Are you tired of bland, boring weeknight dinners that leave you reaching for a snack an hour later? Let’s be honest, when you’re on keto, you want something that checks all the boxes: tasty, quick, filling, and won’t make you feel like you’re missing out on flavor. If you’re looking for a meal that’s low-carb, packed with protein, and filled with fresh, delicious flavors, this Keto Shrimp and Zucchini Skillet is it.
Here’s why you’ll love this recipe: it’s made in one pan (less mess = more joy), it’s keto-friendly without any weird ingredients, and it’s ready in under 30 minutes. Whether you’re a seasoned keto warrior or you’re just testing the low-carb waters, this dish is simple enough to whip up on a busy weeknight but fancy enough to make you feel like you’re treating yourself.
Why Shrimp and Zucchini?
Shrimp are naturally low in carbs, loaded with protein, and full of omega-3 fatty acids. Plus, they cook in no time, making them a dream for weeknight meals. And zucchini? It’s one of the most versatile low-carb veggies out there. It’s mild, soaks up flavor like a sponge, and can add bulk to your meal without tipping your carb count over the edge. Together, shrimp and zucchini are like the keto power couple you didn’t know you needed.
Let’s get into it.
The Ingredients You’ll Need:
You probably have most of these keto-friendly ingredients hanging around in your kitchen already. If not, a quick run to the store and you’re all set:
- 1 lb of shrimp (peeled and deveined): Fresh or frozen works. If you’re using frozen shrimp, just thaw them out before cooking.

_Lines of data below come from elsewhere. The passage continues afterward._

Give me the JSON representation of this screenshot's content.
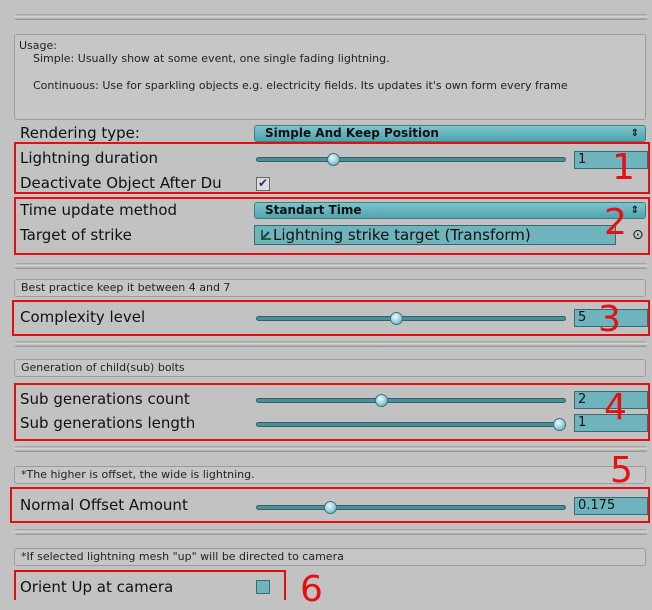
{
  "usage_help": {
    "line1": "Usage:",
    "line2": "Simple: Usually show at some event, one single fading lightning.",
    "line3": "Continuous: Use for sparkling objects e.g. electricity fields. Its updates it's own form every frame"
  },
  "rendering_type": {
    "label": "Rendering type:",
    "value": "Simple And Keep Position",
    "arrow": "⇕"
  },
  "lightning_duration": {
    "label": "Lightning duration",
    "value": "1",
    "slider_fraction": 0.24
  },
  "deactivate_object": {
    "label": "Deactivate Object After Du",
    "checked": "✔"
  },
  "time_update_method": {
    "label": "Time update method",
    "value": "Standart Time",
    "arrow": "⇕"
  },
  "target_of_strike": {
    "label": "Target of strike",
    "value": "Lightning strike target (Transform)",
    "picker": "⊙"
  },
  "complexity_help": "Best practice keep it between 4 and 7",
  "complexity_level": {
    "label": "Complexity level",
    "value": "5",
    "slider_fraction": 0.45
  },
  "generation_help": "Generation of child(sub) bolts",
  "sub_generations_count": {
    "label": "Sub generations count",
    "value": "2",
    "slider_fraction": 0.4
  },
  "sub_generations_length": {
    "label": "Sub generations length",
    "value": "1",
    "slider_fraction": 1.0
  },
  "offset_help": "*The higher is offset, the wide is lightning.",
  "normal_offset_amount": {
    "label": "Normal Offset Amount",
    "value": "0.175",
    "slider_fraction": 0.23
  },
  "orient_help": "*If selected lightning mesh \"up\" will be directed to camera",
  "orient_up_at_camera": {
    "label": "Orient Up at camera"
  },
  "annotations": [
    "1",
    "2",
    "3",
    "4",
    "5",
    "6"
  ],
  "colors": {
    "accent": "#6fb3bd",
    "annotation": "#e61010",
    "background": "#c2c2c2"
  }
}
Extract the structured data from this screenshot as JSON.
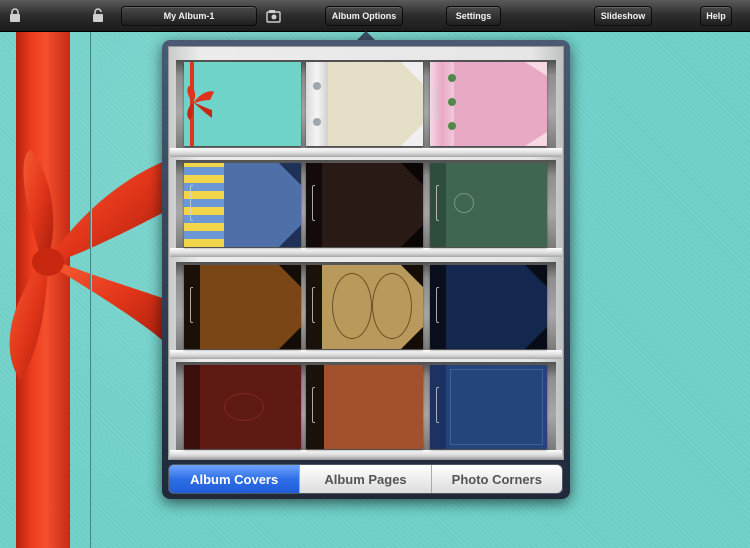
{
  "toolbar": {
    "album_name": "My Album-1",
    "album_options": "Album Options",
    "settings": "Settings",
    "slideshow": "Slideshow",
    "help": "Help"
  },
  "segments": [
    {
      "label": "Album Covers",
      "active": true
    },
    {
      "label": "Album Pages",
      "active": false
    },
    {
      "label": "Photo Corners",
      "active": false
    }
  ],
  "covers": [
    {
      "name": "turquoise with red ribbon",
      "color": "#6fd3c9"
    },
    {
      "name": "cream with white binding",
      "color": "#e5dfc8"
    },
    {
      "name": "pink with green buttons",
      "color": "#e8a9c4"
    },
    {
      "name": "blue with yellow plaid",
      "color": "#4f6fa8"
    },
    {
      "name": "dark brown leather",
      "color": "#2a1a16"
    },
    {
      "name": "green tapestry",
      "color": "#3e6650"
    },
    {
      "name": "reptile brown",
      "color": "#7a4616"
    },
    {
      "name": "world map",
      "color": "#b99a5c"
    },
    {
      "name": "navy blue",
      "color": "#14284f"
    },
    {
      "name": "mahogany wood",
      "color": "#5f1a14"
    },
    {
      "name": "burl wood",
      "color": "#a2502e"
    },
    {
      "name": "royal blue",
      "color": "#26447c"
    }
  ]
}
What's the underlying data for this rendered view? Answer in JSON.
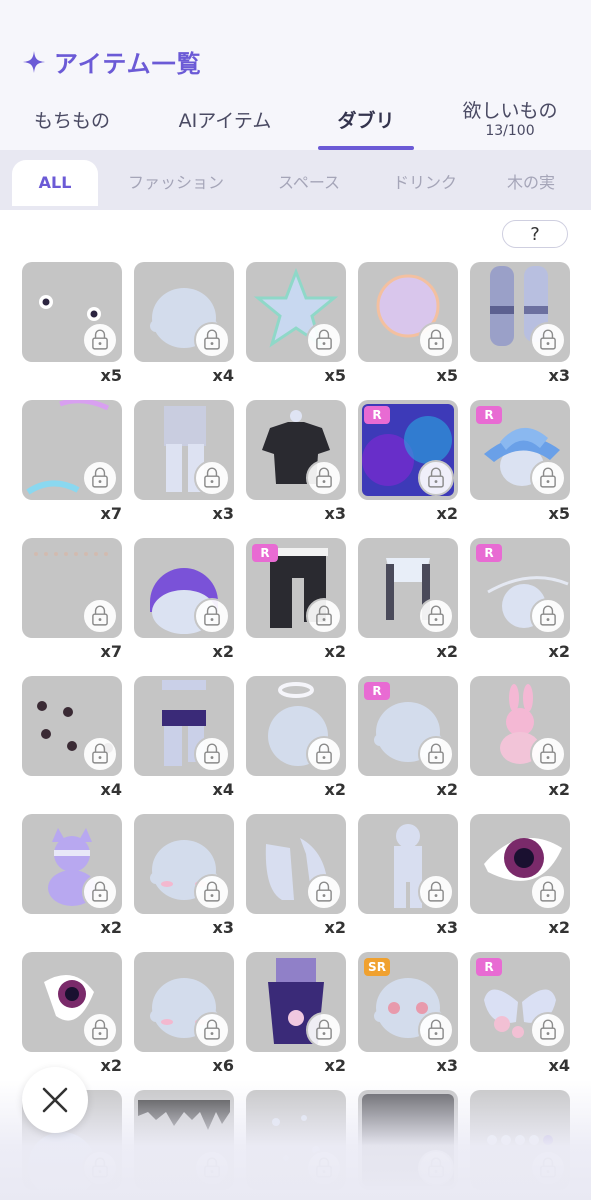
{
  "header": {
    "title": "アイテム一覧",
    "sparkle_icon": "sparkle-icon",
    "accent": "#6b5ad6"
  },
  "tabs": [
    {
      "label": "もちもの"
    },
    {
      "label": "AIアイテム"
    },
    {
      "label": "ダブリ",
      "active": true
    },
    {
      "label": "欲しいもの",
      "sub": "13/100"
    }
  ],
  "filters": [
    "ALL",
    "ファッション",
    "スペース",
    "ドリンク",
    "木の実"
  ],
  "help": {
    "label": "?"
  },
  "items": [
    {
      "kind": "flowers",
      "count": "x5"
    },
    {
      "kind": "head",
      "count": "x4"
    },
    {
      "kind": "star",
      "count": "x5"
    },
    {
      "kind": "bubble",
      "count": "x5"
    },
    {
      "kind": "socks",
      "count": "x3"
    },
    {
      "kind": "arcs",
      "count": "x7"
    },
    {
      "kind": "pants",
      "count": "x3"
    },
    {
      "kind": "tshirt",
      "count": "x3"
    },
    {
      "kind": "galaxy",
      "badge": "R",
      "count": "x2"
    },
    {
      "kind": "hat",
      "badge": "R",
      "count": "x5"
    },
    {
      "kind": "dots",
      "count": "x7"
    },
    {
      "kind": "purplehair",
      "count": "x2"
    },
    {
      "kind": "blackpants",
      "badge": "R",
      "count": "x2"
    },
    {
      "kind": "suspenders",
      "count": "x2"
    },
    {
      "kind": "ring",
      "badge": "R",
      "count": "x2"
    },
    {
      "kind": "hearts",
      "count": "x4"
    },
    {
      "kind": "skirt",
      "count": "x4"
    },
    {
      "kind": "halo",
      "count": "x2"
    },
    {
      "kind": "head",
      "badge": "R",
      "count": "x2"
    },
    {
      "kind": "bunny",
      "count": "x2"
    },
    {
      "kind": "cat",
      "count": "x2"
    },
    {
      "kind": "blush",
      "count": "x3"
    },
    {
      "kind": "sleeves",
      "count": "x2"
    },
    {
      "kind": "body",
      "count": "x3"
    },
    {
      "kind": "eye",
      "count": "x2"
    },
    {
      "kind": "eyesmall",
      "count": "x2"
    },
    {
      "kind": "blush",
      "count": "x6"
    },
    {
      "kind": "kimono",
      "count": "x2"
    },
    {
      "kind": "eyesface",
      "badge": "SR",
      "count": "x3"
    },
    {
      "kind": "flowerwings",
      "badge": "R",
      "count": "x4"
    },
    {
      "kind": "partial",
      "count": ""
    },
    {
      "kind": "drips",
      "count": ""
    },
    {
      "kind": "bubbles",
      "count": ""
    },
    {
      "kind": "dark",
      "count": ""
    },
    {
      "kind": "minihearts",
      "count": ""
    }
  ],
  "close": {
    "icon": "close-icon"
  }
}
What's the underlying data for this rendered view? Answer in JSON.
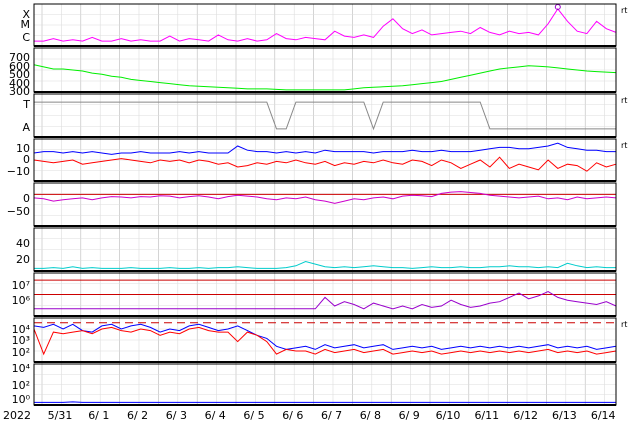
{
  "chart_data": {
    "type": "line",
    "year_label": "2022",
    "x_ticks": [
      "5/31",
      "6/ 1",
      "6/ 2",
      "6/ 3",
      "6/ 4",
      "6/ 5",
      "6/ 6",
      "6/ 7",
      "6/ 8",
      "6/ 9",
      "6/10",
      "6/11",
      "6/12",
      "6/13",
      "6/14"
    ],
    "grid": true,
    "panels": [
      {
        "id": "xray",
        "ytick_labels": [
          "X",
          "M",
          "C"
        ],
        "right_label": "rt",
        "series": [
          {
            "color": "#ff00ff",
            "values": [
              1,
              1,
              1.2,
              1,
              1.1,
              1,
              1.3,
              1,
              1,
              1.2,
              1,
              1.1,
              1,
              1,
              1.4,
              1,
              1.2,
              1.1,
              1,
              1.5,
              1.1,
              1,
              1.2,
              1,
              1.1,
              1.6,
              1.2,
              1.1,
              1.3,
              1.2,
              1.1,
              1.8,
              1.4,
              1.3,
              1.5,
              1.3,
              2.2,
              2.8,
              2.0,
              1.6,
              1.9,
              1.5,
              1.6,
              1.7,
              1.8,
              1.6,
              2.1,
              1.7,
              1.5,
              1.8,
              1.6,
              1.7,
              1.5,
              2.4,
              3.6,
              2.6,
              1.8,
              1.6,
              2.6,
              2.0,
              1.7
            ]
          }
        ],
        "marker": {
          "x_index": 54,
          "color": "#9900cc"
        }
      },
      {
        "id": "sw_speed",
        "ytick_labels": [
          "700",
          "600",
          "500",
          "400",
          "300"
        ],
        "series": [
          {
            "color": "#00ee00",
            "values": [
              560,
              540,
              520,
              520,
              510,
              500,
              480,
              470,
              450,
              440,
              420,
              410,
              400,
              390,
              380,
              370,
              360,
              355,
              350,
              345,
              340,
              335,
              330,
              330,
              330,
              325,
              320,
              320,
              320,
              320,
              320,
              320,
              320,
              330,
              340,
              345,
              350,
              355,
              360,
              370,
              380,
              390,
              400,
              420,
              440,
              460,
              480,
              500,
              520,
              530,
              540,
              550,
              545,
              540,
              530,
              520,
              510,
              500,
              495,
              490,
              485
            ]
          }
        ]
      },
      {
        "id": "imf_sector",
        "ytick_labels": [
          "T",
          "A"
        ],
        "right_label": "rt",
        "series": [
          {
            "color": "#888888",
            "values": [
              1,
              1,
              1,
              1,
              1,
              1,
              1,
              1,
              1,
              1,
              1,
              1,
              1,
              1,
              1,
              1,
              1,
              1,
              1,
              1,
              1,
              1,
              1,
              1,
              1,
              0,
              0,
              1,
              1,
              1,
              1,
              1,
              1,
              1,
              1,
              0,
              1,
              1,
              1,
              1,
              1,
              1,
              1,
              1,
              1,
              1,
              1,
              0,
              0,
              0,
              0,
              0,
              0,
              0,
              0,
              0,
              0,
              0,
              0,
              0,
              0
            ]
          }
        ]
      },
      {
        "id": "imf_bt",
        "ytick_labels": [
          "10",
          "0",
          "−10"
        ],
        "right_label": "rt",
        "series": [
          {
            "color": "#0000ff",
            "values": [
              5,
              6,
              6,
              5,
              6,
              5,
              6,
              5,
              4,
              5,
              5,
              6,
              5,
              5,
              5,
              6,
              5,
              6,
              5,
              5,
              5,
              10,
              7,
              6,
              6,
              5,
              6,
              5,
              6,
              5,
              7,
              6,
              6,
              6,
              6,
              5,
              6,
              6,
              6,
              7,
              6,
              6,
              7,
              6,
              6,
              6,
              7,
              8,
              9,
              9,
              8,
              8,
              9,
              10,
              12,
              9,
              8,
              7,
              7,
              6,
              6
            ]
          },
          {
            "color": "#ff0000",
            "values": [
              0,
              -1,
              -2,
              -1,
              0,
              -3,
              -2,
              -1,
              0,
              1,
              0,
              -1,
              -2,
              0,
              -1,
              0,
              -2,
              0,
              -1,
              -3,
              -2,
              -5,
              -4,
              -2,
              -3,
              -1,
              -2,
              0,
              -2,
              -3,
              -1,
              -4,
              -2,
              -3,
              -1,
              -2,
              0,
              -2,
              -3,
              0,
              -1,
              -4,
              0,
              -2,
              -6,
              -3,
              0,
              -5,
              2,
              -6,
              -3,
              -5,
              -7,
              0,
              -6,
              -3,
              -4,
              -8,
              -2,
              -5,
              -3
            ]
          }
        ]
      },
      {
        "id": "dst",
        "ytick_labels": [
          "0",
          "−50"
        ],
        "series": [
          {
            "color": "#cc00cc",
            "values": [
              -8,
              -10,
              -15,
              -12,
              -10,
              -8,
              -12,
              -8,
              -5,
              -6,
              -8,
              -5,
              -6,
              -3,
              -4,
              -8,
              -5,
              -3,
              -6,
              -10,
              -5,
              -2,
              -4,
              -6,
              -10,
              -12,
              -8,
              -10,
              -6,
              -12,
              -15,
              -20,
              -15,
              -10,
              -12,
              -8,
              -6,
              -10,
              -4,
              -2,
              -3,
              -5,
              2,
              5,
              6,
              4,
              2,
              -2,
              -4,
              -6,
              -8,
              -6,
              -4,
              -10,
              -8,
              -12,
              -6,
              -10,
              -8,
              -6,
              -8
            ]
          }
        ],
        "ref_line": {
          "y": 0,
          "color": "#cc0000"
        }
      },
      {
        "id": "ae",
        "ytick_labels": [
          "40",
          "20"
        ],
        "series": [
          {
            "color": "#00cccc",
            "values": [
              3,
              3,
              4,
              3,
              5,
              3,
              4,
              3,
              3,
              3,
              4,
              3,
              3,
              3,
              4,
              3,
              3,
              4,
              3,
              4,
              4,
              5,
              4,
              3,
              3,
              3,
              4,
              6,
              11,
              8,
              5,
              4,
              5,
              4,
              5,
              6,
              5,
              4,
              4,
              3,
              4,
              5,
              4,
              4,
              5,
              4,
              4,
              5,
              5,
              6,
              5,
              5,
              4,
              5,
              4,
              9,
              6,
              4,
              5,
              4,
              4
            ]
          }
        ]
      },
      {
        "id": "electron_flux",
        "ytick_labels": [
          "10⁷",
          "10⁶"
        ],
        "series": [
          {
            "color": "#9900cc",
            "values": [
              5,
              5,
              5,
              5,
              5,
              5,
              5,
              5,
              5,
              5,
              5,
              5,
              5,
              5,
              5,
              5,
              5,
              5,
              5,
              5,
              5,
              5,
              5,
              5,
              5,
              5,
              5,
              5,
              5,
              5,
              5.8,
              5.2,
              5.5,
              5.3,
              5,
              5.4,
              5.2,
              5,
              5.2,
              5,
              5.3,
              5.1,
              5.2,
              5.6,
              5.3,
              5.1,
              5.2,
              5.4,
              5.5,
              5.8,
              6.1,
              5.7,
              5.9,
              6.2,
              5.8,
              5.6,
              5.5,
              5.4,
              5.3,
              5.5,
              5.2
            ]
          }
        ],
        "ref_lines": [
          {
            "y": 7,
            "color": "#cc0000"
          },
          {
            "y": 6,
            "color": "#cc0000"
          }
        ]
      },
      {
        "id": "proton_flux",
        "ytick_labels": [
          "10⁴",
          "10³",
          "10²"
        ],
        "right_label": "rt",
        "series": [
          {
            "color": "#0000ff",
            "values": [
              3.8,
              3.7,
              3.9,
              3.6,
              3.9,
              3.5,
              3.4,
              3.8,
              3.9,
              3.6,
              3.8,
              3.9,
              3.7,
              3.4,
              3.6,
              3.5,
              3.8,
              3.9,
              3.7,
              3.5,
              3.6,
              3.8,
              3.5,
              3.2,
              3.0,
              2.5,
              2.3,
              2.4,
              2.5,
              2.3,
              2.6,
              2.4,
              2.5,
              2.6,
              2.4,
              2.5,
              2.6,
              2.3,
              2.4,
              2.5,
              2.4,
              2.5,
              2.3,
              2.4,
              2.5,
              2.4,
              2.5,
              2.4,
              2.5,
              2.4,
              2.5,
              2.4,
              2.5,
              2.6,
              2.4,
              2.5,
              2.4,
              2.5,
              2.3,
              2.4,
              2.5
            ]
          },
          {
            "color": "#ff0000",
            "values": [
              3.6,
              2.0,
              3.4,
              3.3,
              3.4,
              3.5,
              3.3,
              3.6,
              3.7,
              3.5,
              3.4,
              3.6,
              3.5,
              3.2,
              3.4,
              3.3,
              3.6,
              3.7,
              3.5,
              3.4,
              3.4,
              2.8,
              3.4,
              3.2,
              2.8,
              2.0,
              2.3,
              2.2,
              2.2,
              2.0,
              2.3,
              2.1,
              2.2,
              2.3,
              2.1,
              2.2,
              2.3,
              2.0,
              2.1,
              2.2,
              2.1,
              2.2,
              2.0,
              2.1,
              2.2,
              2.1,
              2.2,
              2.1,
              2.2,
              2.1,
              2.2,
              2.1,
              2.2,
              2.3,
              2.1,
              2.2,
              2.1,
              2.2,
              2.0,
              2.1,
              2.2
            ]
          }
        ],
        "ref_line": {
          "y": 4,
          "color": "#cc0000",
          "dashed": true
        }
      },
      {
        "id": "neutron",
        "ytick_labels": [
          "10⁴",
          "10²",
          "10⁰"
        ],
        "series": [
          {
            "color": "#0000ff",
            "values": [
              0.1,
              0.1,
              0.1,
              0.1,
              0.15,
              0.1,
              0.1,
              0.1,
              0.1,
              0.1,
              0.1,
              0.1,
              0.1,
              0.1,
              0.1,
              0.1,
              0.1,
              0.1,
              0.1,
              0.1,
              0.1,
              0.1,
              0.1,
              0.1,
              0.1,
              0.1,
              0.1,
              0.1,
              0.1,
              0.1,
              0.1,
              0.1,
              0.1,
              0.1,
              0.1,
              0.1,
              0.1,
              0.1,
              0.1,
              0.1,
              0.1,
              0.1,
              0.1,
              0.1,
              0.1,
              0.1,
              0.1,
              0.1,
              0.1,
              0.1,
              0.1,
              0.1,
              0.1,
              0.1,
              0.1,
              0.1,
              0.1,
              0.1,
              0.1,
              0.1,
              0.1
            ]
          }
        ]
      }
    ]
  }
}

- 2 medium zucchini: Slice them into half moons. The thinner, the better – they’ll cook faster and absorb more flavor.
- 2 tablespoons of olive oil: You can swap this with avocado oil or coconut oil if you prefer.
- 4 cloves of garlic: Fresh garlic is a must here. Minced, to get that punch of flavor.
- 1 teaspoon paprika: Adds a little kick without being overpowering.
- 1 teaspoon Italian seasoning: You can use oregano, thyme, or a mix of dried herbs if that’s what you have.
- 1/4 teaspoon red pepper flakes: Optional but adds a great spicy kick.
- Juice of 1 lemon: Fresh lemon juice balances out the richness of the shrimp and oil.
- Salt and pepper: To taste, obviously.
- 1/4 cup grated Parmesan: Optional but who says no to cheese? It adds a perfect salty bite and helps make the dish more satisfying.
Optional Add-Ins:
While the basic recipe is absolutely delicious on its own, you can customize it with these optional ingredients to make it even more filling or flavorful:
- Cherry tomatoes: A few halved tomatoes thrown into the mix add a little color and sweetness.
- Fresh herbs: Toss in some basil, parsley, or cilantro at the end for a pop of freshness.
- Avocado slices: If you’re craving more healthy fats, avocado pairs beautifully with shrimp.
- A drizzle of pesto: Want to get fancy? Top your skillet with a spoonful of pesto to take the flavors to another level.
How to Make Keto Shrimp and Zucchini Skillet
1. Prep your ingredients.
- Shrimp cooks fast, so you want everything ready before you start. Slice the zucchini, mince the garlic, and pat the shrimp dry. Dry shrimp get that lovely sear, which equals more flavor.
2. Heat up the skillet.
- Grab your favorite large skillet (cast iron works great here). Heat 1 tablespoon of olive oil over medium-high heat. Once it’s hot, add the shrimp. Cook them for about 2 minutes per side, or until they turn pink and opaque. Remove the shrimp and set them aside. You don’t want overcooked, rubbery shrimp, so resist the urge to let them hang out in the pan for too long.
3. Cook the zucchini.
- Add the remaining tablespoon of olive oil to the skillet, along with the zucchini slices. Season with a pinch of salt and pepper. Cook the zucchini for about 4-5 minutes, stirring occasionally, until they get a little browned around the edges but are still tender. No one likes soggy zucchini, so keep an eye on them.
4. Add the garlic and spices.
- Once your zucchini is just right, lower the heat a bit and add the minced garlic, paprika, Italian seasoning, and red pepper flakes (if using). Stir constantly to keep the garlic from burning. This is when your kitchen will start to smell incredible.
5. Combine everything.
- Return the shrimp to the skillet and toss everything together. Squeeze the lemon juice over the skillet and stir. Let everything cook together for just another minute or two so the flavors can meld.
6. Finish with Parmesan.
- Remove the skillet from the heat and sprinkle grated Parmesan over the top. If you’re feeling fancy, add some freshly chopped parsley or basil.
7. Serve and enjoy.
- Serve your keto shrimp and zucchini skillet straight from the pan. It’s best while hot, and trust me, it won’t last long.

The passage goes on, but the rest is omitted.